China sovereign bond yields may fall to record lows next year on looser policies and easing of foreign outflows: analysts
- Expectations are growing the People’s Bank of China will cut benchmark rates to fuel credit demand next year
- Foreign investor selling, a headwind that has weighed on China’s government bonds, could wane and outflows may even reverse going forward

China’s government bonds are set to rally further in 2024, extending their recent bull run, and yields may hit new lows amid growing expectations the government will loosen monetary policy to spur growth, luring back foreign investors, analysts say.
The yield on the benchmark 10-year government bond may fall to a low of 2.3 per cent next year, according to Shanghai-based brokerage Shenwan Hongyuan Group while Zheshang Securities predicted a trough of 2.4 per cent. Both forecasts are lower than the current record-low yield of 2.472 per cent set on April 8, 2020.
The People’s Bank of China will probably cut the loan prime rate (LPR), the benchmark lending rate, and the policy rates on the medium-term lending facility (MLF) to fuel credit demand next year, and cooling inflation in the US will ease fund outflows, the two brokerages said in a report this week. That would underpin Chinese government bond markets which saw the 10-year benchmark trading at a yield of 2.656 per cent on Friday.

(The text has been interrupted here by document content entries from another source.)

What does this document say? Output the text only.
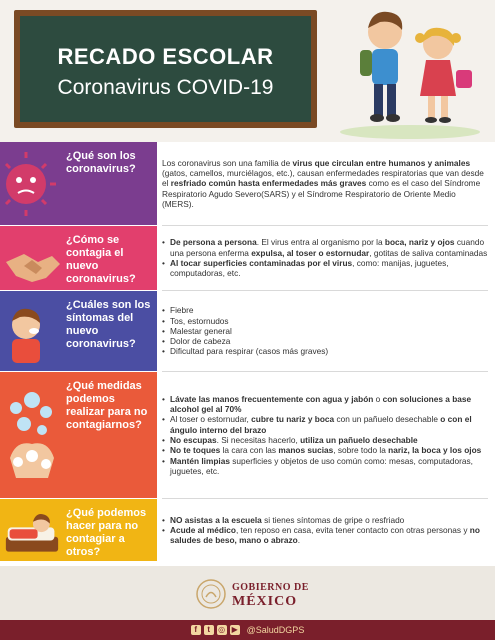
RECADO ESCOLAR
Coronavirus COVID-19
¿Qué son los coronavirus?

Los coronavirus son una familia de virus que circulan entre humanos y animales (gatos, camellos, murciélagos, etc.), causan enfermedades respiratorias que van desde el resfriado común hasta enfermedades más graves como es el caso del Síndrome Respiratorio Agudo Severo(SARS) y el Síndrome Respiratorio de Oriente Medio (MERS).

¿Cómo se contagia el nuevo coronavirus?
• De persona a persona. El virus entra al organismo por la boca, nariz y ojos cuando una persona enferma expulsa, al toser o estornudar, gotitas de saliva contaminadas
• Al tocar superficies contaminadas por el virus, como: manijas, juguetes, computadoras, etc.
¿Cuáles son los síntomas del nuevo coronavirus?
• Fiebre
• Tos, estornudos
• Malestar general
• Dolor de cabeza
• Dificultad para respirar (casos más graves)
¿Qué medidas podemos realizar para no contagiarnos?
• Lávate las manos frecuentemente con agua y jabón o con soluciones a base alcohol gel al 70%
• Al toser o estornudar, cubre tu nariz y boca con un pañuelo desechable o con el ángulo interno del brazo
• No escupas. Si necesitas hacerlo, utiliza un pañuelo desechable
• No te toques la cara con las manos sucias, sobre todo la nariz, la boca y los ojos
• Mantén limpias superficies y objetos de uso común como: mesas, computadoras, juguetes, etc.
¿Qué podemos hacer para no contagiar a otros?
• NO asistas a la escuela si tienes síntomas de gripe o resfriado
• Acude al médico, ten reposo en casa, evita tener contacto con otras personas y no saludes de beso, mano o abrazo.
GOBIERNO DE
MÉXICO
f	t	◎ ▶ @SaludDGPS
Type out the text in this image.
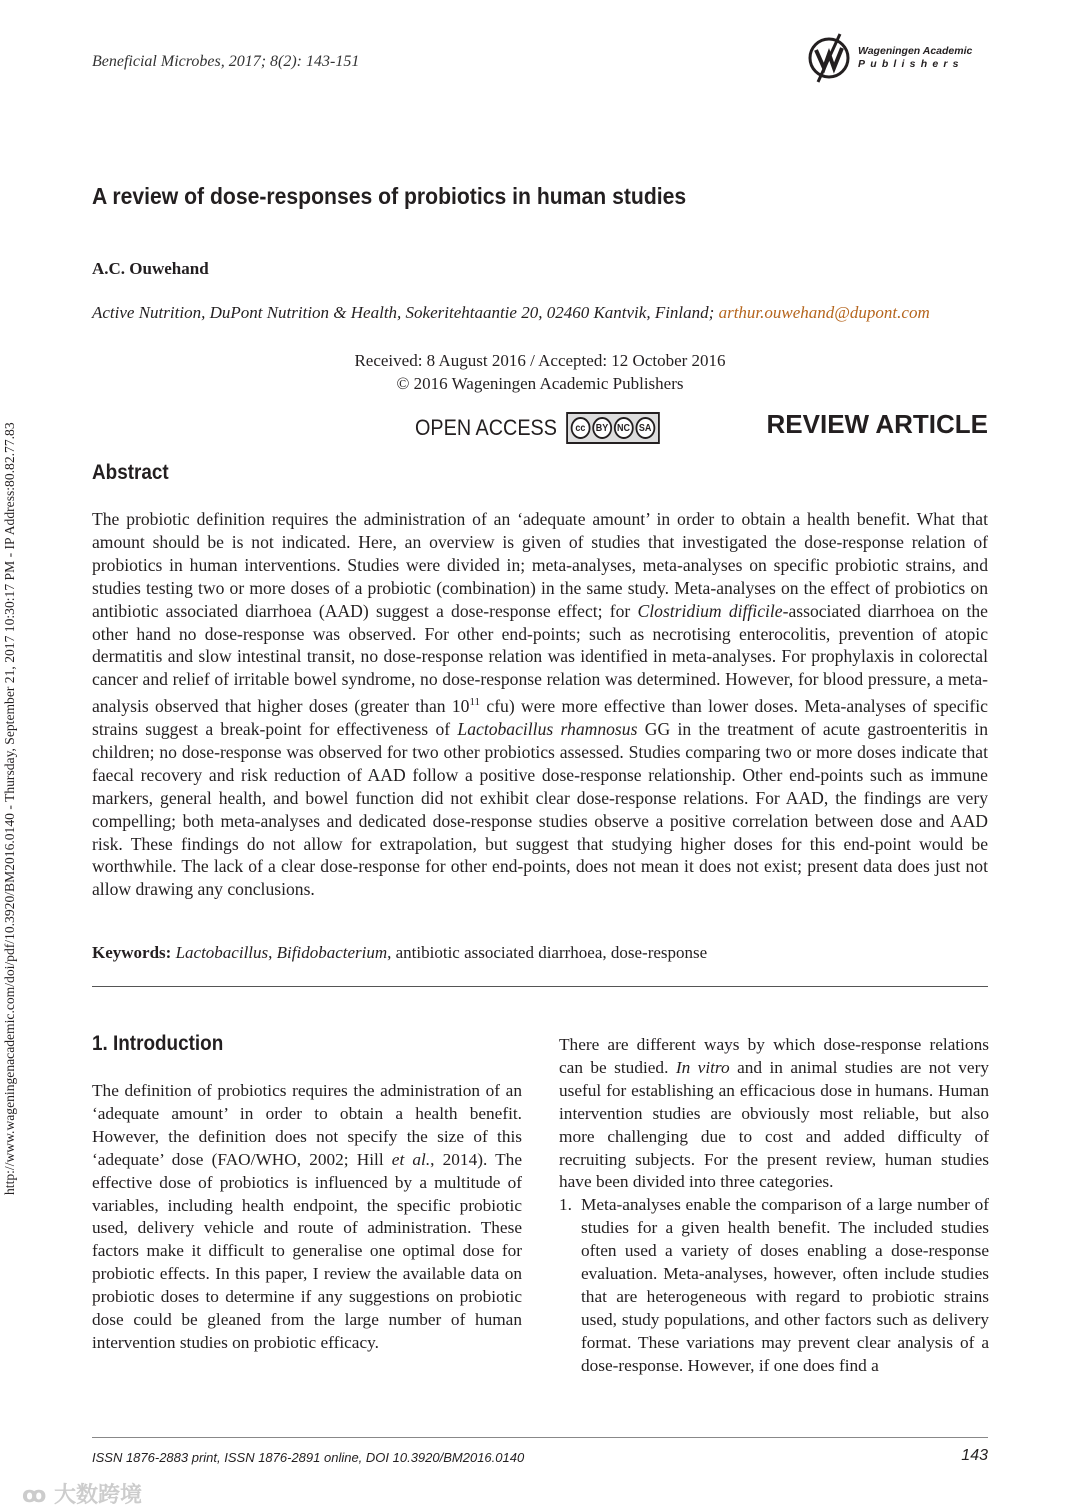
Beneficial Microbes, 2017; 8(2): 143-151
Wageningen Academic
Publishers
A review of dose-responses of probiotics in human studies
A.C. Ouwehand
Active Nutrition, DuPont Nutrition & Health, Sokeritehtaantie 20, 02460 Kantvik, Finland; arthur.ouwehand@dupont.com
Received: 8 August 2016 / Accepted: 12 October 2016
© 2016 Wageningen Academic Publishers
OPEN ACCESS	cc	BY NC SA	REVIEW ARTICLE
Abstract
The probiotic definition requires the administration of an ‘adequate amount’ in order to obtain a health benefit. What that amount should be is not indicated. Here, an overview is given of studies that investigated the dose-response relation of probiotics in human interventions. Studies were divided in; meta-analyses, meta-analyses on specific probiotic strains, and studies testing two or more doses of a probiotic (combination) in the same study. Meta-analyses on the effect of probiotics on antibiotic associated diarrhoea (AAD) suggest a dose-response effect; for Clostridium difficile-associated diarrhoea on the other hand no dose-response was observed. For other end-points; such as necrotising enterocolitis, prevention of atopic dermatitis and slow intestinal transit, no dose-response relation was identified in meta-analyses. For prophylaxis in colorectal cancer and relief of irritable bowel syndrome, no dose-response relation was determined. However, for blood pressure, a meta-analysis observed that higher doses (greater than $10^{11}$ cfu) were more effective than lower doses. Meta-analyses of specific strains suggest a break-point for effectiveness of Lactobacillus rhamnosus GG in the treatment of acute gastroenteritis in children; no dose-response was observed for two other probiotics assessed. Studies comparing two or more doses indicate that faecal recovery and risk reduction of AAD follow a positive dose-response relationship. Other end-points such as immune markers, general health, and bowel function did not exhibit clear dose-response relations. For AAD, the findings are very compelling; both meta-analyses and dedicated dose-response studies observe a positive correlation between dose and AAD risk. These findings do not allow for extrapolation, but suggest that studying higher doses for this end-point would be worthwhile. The lack of a clear dose-response for other end-points, does not mean it does not exist; present data does just not allow drawing any conclusions.
Keywords: Lactobacillus, Bifidobacterium, antibiotic associated diarrhoea, dose-response
1. Introduction
The definition of probiotics requires the administration of an ‘adequate amount’ in order to obtain a health benefit. However, the definition does not specify the size of this ‘adequate’ dose (FAO/WHO, 2002; Hill et al., 2014). The effective dose of probiotics is influenced by a multitude of variables, including health endpoint, the specific probiotic used, delivery vehicle and route of administration. These factors make it difficult to generalise one optimal dose for probiotic effects. In this paper, I review the available data on probiotic doses to determine if any suggestions on probiotic dose could be gleaned from the large number of human intervention studies on probiotic efficacy.
There are different ways by which dose-response relations can be studied. In vitro and in animal studies are not very useful for establishing an efficacious dose in humans. Human intervention studies are obviously most reliable, but also more challenging due to cost and added difficulty of recruiting subjects. For the present review, human studies have been divided into three categories.
1. Meta-analyses enable the comparison of a large number of studies for a given health benefit. The included studies often used a variety of doses enabling a dose-response evaluation. Meta-analyses, however, often include studies that are heterogeneous with regard to probiotic strains used, study populations, and other factors such as delivery format. These variations may prevent clear analysis of a dose-response. However, if one does find a
ISSN 1876-2883 print, ISSN 1876-2891 online, DOI 10.3920/BM2016.0140	143
http://www.wageningenacademic.com/doi/pdf/10.3920/BM2016.0140 - Thursday, September 21, 2017 10:30:17 PM - IP Address:80.82.77.83
ꝏ 大数跨境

China’s fragile economic recovery after three years of Covid restrictions has seen inflows into government bonds. But despite a swathe of growth-stabilising measures including a cut in banks’ reserve requirement ratio and the relaxation of restrictions on house purchases, investors remain nervous given the local government debt dilemma and the unresolved property sector crisis.

“We continue to be positive on the bond market in 2024,” said Jin Qianjing, an analyst at Shenwan Hongyuan Group in Shanghai. “On the backdrop of a property market-driven systemic decline in credit demand, there’s potential downside pressure on credit growth and there’s a need for the central bank to lower the LPR rate to stoke demand.”